Swiss Army says 19-year-old is “unfit for (mandatory) service.”
Many countries hold mandatory military recruitment for their citizens over a certain age–usually the men. In some countries, refusal to serve can result in jail time, and others, like Switzerland, charge a military exemption tax of 3% of a person’s income until the age of 30.
Antoni Da Campo, a 19-year-old vegan, may be facing that fine after the Swiss army discharged him over his refusal to wear leather as part of the uniform. Gabriela Zimmer, deputy spokesperson of the logistics base of the Swiss army, stated the reason was that “the army sees the efficiency of large units, it cannot adapt to each individual. Special treatment cannot be given to every recruit for food and clothing.” Exceptions to accommodate food allergies as well as religious beliefs have been and continue to be made, but in this case, Da Campo was seen as unwilling to compromise.

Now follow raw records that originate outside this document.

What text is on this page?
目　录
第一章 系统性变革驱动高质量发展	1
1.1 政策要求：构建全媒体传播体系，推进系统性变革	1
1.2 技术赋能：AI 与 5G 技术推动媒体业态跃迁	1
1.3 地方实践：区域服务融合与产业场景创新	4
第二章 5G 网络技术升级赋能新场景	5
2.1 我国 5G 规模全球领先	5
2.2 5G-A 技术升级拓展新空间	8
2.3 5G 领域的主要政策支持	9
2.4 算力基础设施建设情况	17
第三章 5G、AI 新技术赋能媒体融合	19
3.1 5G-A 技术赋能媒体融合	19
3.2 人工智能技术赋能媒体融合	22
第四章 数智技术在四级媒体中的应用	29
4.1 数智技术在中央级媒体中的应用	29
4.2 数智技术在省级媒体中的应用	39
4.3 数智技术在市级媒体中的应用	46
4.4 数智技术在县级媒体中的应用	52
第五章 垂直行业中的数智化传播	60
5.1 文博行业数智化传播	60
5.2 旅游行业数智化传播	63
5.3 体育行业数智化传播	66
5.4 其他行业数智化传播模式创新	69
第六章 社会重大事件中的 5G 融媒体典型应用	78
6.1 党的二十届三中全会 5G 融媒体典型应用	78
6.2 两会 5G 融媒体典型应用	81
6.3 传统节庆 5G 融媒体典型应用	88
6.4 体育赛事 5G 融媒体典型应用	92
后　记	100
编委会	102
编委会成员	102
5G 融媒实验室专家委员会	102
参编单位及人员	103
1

Da Campo has been vegan for over a year now, and it was not his plant-based diet that affected his application. Rather, it was his refusal to wear any leather that lead to the rejection of his application, since it would be in both the belt and boots of the standard uniform. On his choice of becoming a vegan, Da Campo stated:
“The enslavement of beings endowed with mental life not only poses an ethical problem, but also environmental, social and health.”
Da Campo has filed an appeal against the military, and has taken his case to court. He stated:
“I am a beginner campaigner. This is a personal fight but I want to lead the vegan cause. If a decision could set a precedent for me, that would be a victory for all those fighting for the rights of animals.”
With the recent ruling made in Ontario, Da Campo’s objection to wearing leather would have been considered protected under the law as part of the newly defined term ‘creed’.